Updated June 2, 2021 - 6:02 am
With tourism still on the rebound, Clark County had to dip again into the debt reserve account to make Tuesday’s scheduled Allegiant Stadium bond payment.
The county pulled $11.7 million from the Las Vegas Stadium Authority’s debt reserve account to make the $18.6 million due Tuesday, according to Dan Kulin, Clark County spokesman.
Officials were expecting to use the reserve account, as they did to make the Dec. 1 bond payment last year, pulling $11.6 million then, as there continues to be a shortfall in room tax revenue. Revenue toward the stadium bond payments is generated by a 0.88 percent tax on hotel rooms in Clark County.
“Clark County recently filed a material event notice notifying the market of an anticipated draw on the Stadium Authority bond reserve fund on May 25,” Kulin said. “This action does not constitute a default and was expected in light of the decline in tourism to Las Vegas. Fortunately, the financing for the Stadium Authority bonds included the funding of a debt service reserve fund to weather economic declines like the one Las Vegas is currently experiencing due to the pandemic.”
The debt reserve fund was set up to be able to cover two full years of bond payments — $90.2 million — if there was a deficit in room tax revenue, as there is currently.

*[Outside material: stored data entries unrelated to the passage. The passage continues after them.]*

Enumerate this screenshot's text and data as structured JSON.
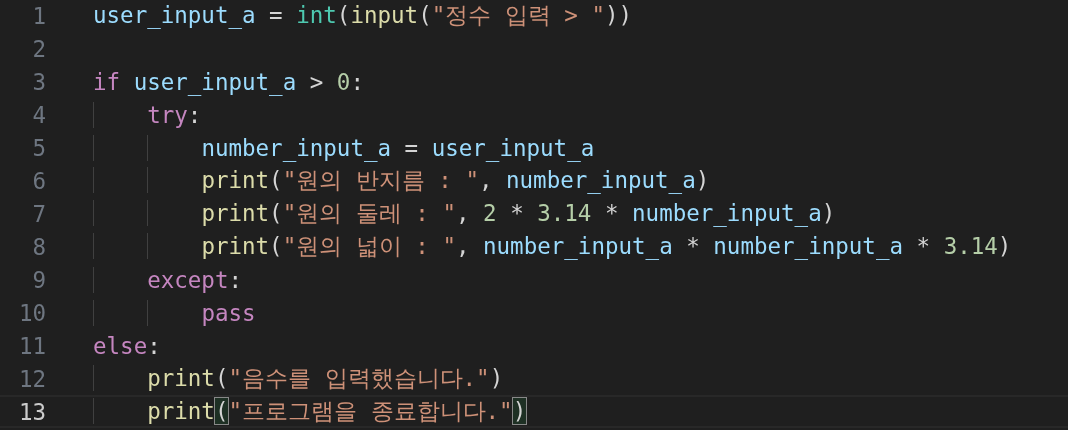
{
  "editor": {
    "lines": [
      {
        "number": "1",
        "current": false,
        "tokens": [
          {
            "kind": "var",
            "text": "user_input_a"
          },
          {
            "kind": "op",
            "text": " = "
          },
          {
            "kind": "class",
            "text": "int"
          },
          {
            "kind": "op",
            "text": "("
          },
          {
            "kind": "func",
            "text": "input"
          },
          {
            "kind": "op",
            "text": "("
          },
          {
            "kind": "str",
            "text": "\"정수 입력 > \""
          },
          {
            "kind": "op",
            "text": "))"
          }
        ]
      },
      {
        "number": "2",
        "current": false
      },
      {
        "number": "3",
        "current": false,
        "tokens": [
          {
            "kind": "kw",
            "text": "if"
          },
          {
            "kind": "var",
            "text": " user_input_a"
          },
          {
            "kind": "op",
            "text": " > "
          },
          {
            "kind": "num",
            "text": "0"
          },
          {
            "kind": "op",
            "text": ":"
          }
        ]
      },
      {
        "number": "4",
        "current": false,
        "tokens": [
          {
            "kind": "kw",
            "text": "    try"
          },
          {
            "kind": "op",
            "text": ":"
          }
        ]
      },
      {
        "number": "5",
        "current": false,
        "tokens": [
          {
            "kind": "var",
            "text": "        number_input_a"
          },
          {
            "kind": "op",
            "text": " = "
          },
          {
            "kind": "var",
            "text": "user_input_a"
          }
        ]
      },
      {
        "number": "6",
        "current": false,
        "tokens": [
          {
            "kind": "func",
            "text": "        print"
          },
          {
            "kind": "op",
            "text": "("
          },
          {
            "kind": "str",
            "text": "\"원의 반지름 : \""
          },
          {
            "kind": "op",
            "text": ", "
          },
          {
            "kind": "var",
            "text": "number_input_a"
          },
          {
            "kind": "op",
            "text": ")"
          }
        ]
      },
      {
        "number": "7",
        "current": false,
        "tokens": [
          {
            "kind": "func",
            "text": "        print"
          },
          {
            "kind": "op",
            "text": "("
          },
          {
            "kind": "str",
            "text": "\"원의 둘레 : \""
          },
          {
            "kind": "op",
            "text": ", "
          },
          {
            "kind": "num",
            "text": "2"
          },
          {
            "kind": "op",
            "text": " * "
          },
          {
            "kind": "num",
            "text": "3.14"
          },
          {
            "kind": "op",
            "text": " * "
          },
          {
            "kind": "var",
            "text": "number_input_a"
          },
          {
            "kind": "op",
            "text": ")"
          }
        ]
      },
      {
        "number": "8",
        "current": false,
        "tokens": [
          {
            "kind": "func",
            "text": "        print"
          },
          {
            "kind": "op",
            "text": "("
          },
          {
            "kind": "str",
            "text": "\"원의 넓이 : \""
          },
          {
            "kind": "op",
            "text": ", "
          },
          {
            "kind": "var",
            "text": "number_input_a"
          },
          {
            "kind": "op",
            "text": " * "
          },
          {
            "kind": "var",
            "text": "number_input_a"
          },
          {
            "kind": "op",
            "text": " * "
          },
          {
            "kind": "num",
            "text": "3.14"
          },
          {
            "kind": "op",
            "text": ")"
          }
        ]
      },
      {
        "number": "9",
        "current": false,
        "tokens": [
          {
            "kind": "kw",
            "text": "    except"
          },
          {
            "kind": "op",
            "text": ":"
          }
        ]
      },
      {
        "number": "10",
        "current": false,
        "tokens": [
          {
            "kind": "kw",
            "text": "        pass"
          }
        ]
      },
      {
        "number": "11",
        "current": false,
        "tokens": [
          {
            "kind": "kw",
            "text": "else"
          },
          {
            "kind": "op",
            "text": ":"
          }
        ]
      },
      {
        "number": "12",
        "current": false,
        "tokens": [
          {
            "kind": "func",
            "text": "    print"
          },
          {
            "kind": "op",
            "text": "("
          },
          {
            "kind": "str",
            "text": "\"음수를 입력했습니다.\""
          },
          {
            "kind": "op",
            "text": ")"
          }
        ]
      },
      {
        "number": "13",
        "current": true,
        "tokens": [
          {
            "kind": "func",
            "text": "    print"
          },
          {
            "kind": "bracket-match",
            "text": "("
          },
          {
            "kind": "str",
            "text": "\"프로그램을 종료합니다.\""
          },
          {
            "kind": "bracket-match",
            "text": ")"
          }
        ]
      }
    ]
  }
}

Funds for the debt reserve are derived from room tax revenue after the annual debt service on the bonds is paid. Up to $9 million can be deposited into the reserve each year until the two-year cap is met.

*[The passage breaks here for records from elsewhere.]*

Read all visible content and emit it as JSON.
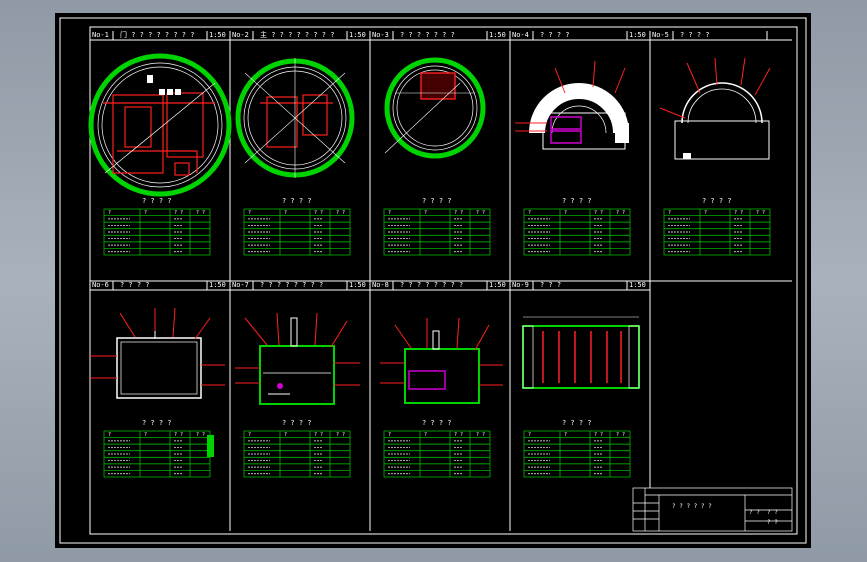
{
  "titleblock": {
    "main_text": "?  ?  ? ? ?  ?",
    "right_texts": [
      "?  ?",
      "?  ?",
      "?  ?"
    ]
  },
  "panels": [
    {
      "no": "No-1",
      "title": "门  ?  ?  ?  ?  ?  ?  ?  ?",
      "scale": "1:50",
      "table_title": "? ? ? ?",
      "headers": [
        "?",
        "?",
        "?  ?",
        "?  ?"
      ]
    },
    {
      "no": "No-2",
      "title": "主  ?  ?  ?  ?  ?  ?  ?  ?",
      "scale": "1:50",
      "table_title": "? ? ? ?",
      "headers": [
        "?",
        "?",
        "?  ?",
        "?  ?"
      ]
    },
    {
      "no": "No-3",
      "title": "?  ?  ?  ?  ?  ?  ?",
      "scale": "1:50",
      "table_title": "? ? ? ?",
      "headers": [
        "?",
        "?",
        "?  ?",
        "?  ?"
      ]
    },
    {
      "no": "No-4",
      "title": "? ? ? ?",
      "scale": "1:50",
      "table_title": "? ? ? ?",
      "headers": [
        "?",
        "?",
        "?  ?",
        "?  ?"
      ]
    },
    {
      "no": "No-5",
      "title": "? ? ? ?",
      "scale": "",
      "table_title": "? ? ? ?",
      "headers": [
        "?",
        "?",
        "?  ?",
        "?  ?"
      ]
    },
    {
      "no": "No-6",
      "title": "? ? ? ?",
      "scale": "1:50",
      "table_title": "? ? ? ?",
      "headers": [
        "?",
        "?",
        "?  ?",
        "?  ?"
      ]
    },
    {
      "no": "No-7",
      "title": "? ? ? ? ? ? ? ?",
      "scale": "1:50",
      "table_title": "? ? ? ?",
      "headers": [
        "?",
        "?",
        "?  ?",
        "?  ?"
      ]
    },
    {
      "no": "No-8",
      "title": "? ? ? ? ? ? ? ?",
      "scale": "1:50",
      "table_title": "? ? ? ?",
      "headers": [
        "?",
        "?",
        "?  ?",
        "?  ?"
      ]
    },
    {
      "no": "No-9",
      "title": "? ? ?",
      "scale": "1:50",
      "table_title": "? ? ? ?",
      "headers": [
        "?",
        "?",
        "?  ?",
        "?  ?"
      ]
    }
  ],
  "colors": {
    "background": "#000000",
    "line": "#ffffff",
    "green": "#00d400",
    "red": "#ff2020",
    "magenta": "#d000d0",
    "frame": "#8f9aa6"
  }
}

A total of $54.4 million is estimated to remain in the reserve fund after this draw, which would be enough to cover the scheduled debt payments through all of fiscal year 2022, said Jeremy Aguero, principal with Applied Analysis, who serves as staff for the Las Vegas Stadium Authority, during the May 20 authority board meeting.
“We do not anticipate that anywhere near that amount will actually be required,” Aguero said.

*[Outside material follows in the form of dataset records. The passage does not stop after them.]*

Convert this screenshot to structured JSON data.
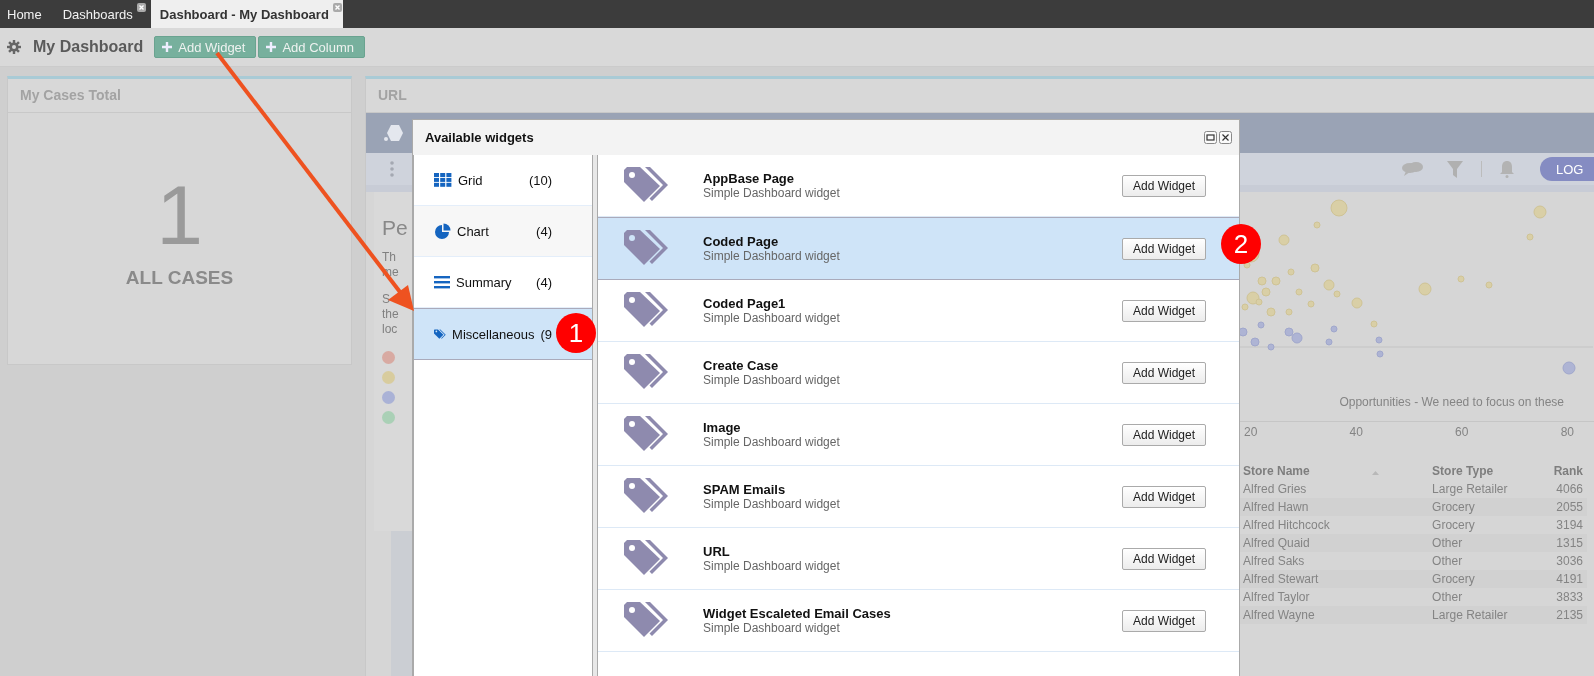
{
  "tabs": [
    {
      "label": "Home",
      "selected": false,
      "closable": false
    },
    {
      "label": "Dashboards",
      "selected": false,
      "closable": true
    },
    {
      "label": "Dashboard - My Dashboard",
      "selected": true,
      "closable": true
    }
  ],
  "toolbar": {
    "title": "My Dashboard",
    "buttons": [
      "Add Widget",
      "Add Column"
    ]
  },
  "cases_panel": {
    "title": "My Cases Total",
    "value": "1",
    "caption": "ALL CASES"
  },
  "url_panel": {
    "title": "URL",
    "log_button": "LOG",
    "heading": "Pe",
    "lines_1": [
      "Th",
      "me"
    ],
    "lines_2": [
      "S",
      "the",
      "loc"
    ],
    "legend": [
      {
        "color": "#d8aaa2"
      },
      {
        "color": "#d8cc9e"
      },
      {
        "color": "#aab2d6"
      },
      {
        "color": "#aad0b6"
      }
    ],
    "chart_caption": "Opportunities - We need to focus on these",
    "x_ticks": [
      "20",
      "40",
      "60",
      "80"
    ],
    "table": {
      "columns": [
        "Store Name",
        "Store Type",
        "Rank"
      ],
      "rows": [
        [
          "Alfred Gries",
          "Large Retailer",
          "4066"
        ],
        [
          "Alfred Hawn",
          "Grocery",
          "2055"
        ],
        [
          "Alfred Hitchcock",
          "Grocery",
          "3194"
        ],
        [
          "Alfred Quaid",
          "Other",
          "1315"
        ],
        [
          "Alfred Saks",
          "Other",
          "3036"
        ],
        [
          "Alfred Stewart",
          "Grocery",
          "4191"
        ],
        [
          "Alfred Taylor",
          "Other",
          "3833"
        ],
        [
          "Alfred Wayne",
          "Large Retailer",
          "2135"
        ]
      ]
    }
  },
  "dialog": {
    "title": "Available widgets",
    "categories": [
      {
        "kind": "grid",
        "label": "Grid",
        "count": "(10)",
        "selected": false
      },
      {
        "kind": "chart",
        "label": "Chart",
        "count": "(4)",
        "selected": false
      },
      {
        "kind": "summary",
        "label": "Summary",
        "count": "(4)",
        "selected": false
      },
      {
        "kind": "tag",
        "label": "Miscellaneous",
        "count": "(9",
        "selected": true
      }
    ],
    "widgets": [
      {
        "title": "AppBase Page",
        "subtitle": "Simple Dashboard widget",
        "button": "Add Widget",
        "selected": false
      },
      {
        "title": "Coded Page",
        "subtitle": "Simple Dashboard widget",
        "button": "Add Widget",
        "selected": true
      },
      {
        "title": "Coded Page1",
        "subtitle": "Simple Dashboard widget",
        "button": "Add Widget",
        "selected": false
      },
      {
        "title": "Create Case",
        "subtitle": "Simple Dashboard widget",
        "button": "Add Widget",
        "selected": false
      },
      {
        "title": "Image",
        "subtitle": "Simple Dashboard widget",
        "button": "Add Widget",
        "selected": false
      },
      {
        "title": "SPAM Emails",
        "subtitle": "Simple Dashboard widget",
        "button": "Add Widget",
        "selected": false
      },
      {
        "title": "URL",
        "subtitle": "Simple Dashboard widget",
        "button": "Add Widget",
        "selected": false
      },
      {
        "title": "Widget Escaleted Email Cases",
        "subtitle": "Simple Dashboard widget",
        "button": "Add Widget",
        "selected": false
      }
    ]
  },
  "badges": [
    "1",
    "2"
  ]
}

Also, the bonds sold to pay the public’s $750 million share of Allegiant’s construction cost have been accruing interest, and that interest will be transferred to the stadium authority once the public’s share is fully funded. Aguero anticipates that amount to total around $10 million, which will be used to help make the next bond payment.
“We expect these funds will be available for the Dec. 1 debt payment of $16 million,” Aguero said. “With the $10 million offset, about $6 million would be required in room tax revenue. The expectation is if trends continue on their current course, the expectation is that the stadium authority would earn substantially more than that $6 million, not requiring anything from the debt service reserve in December to make that payment.”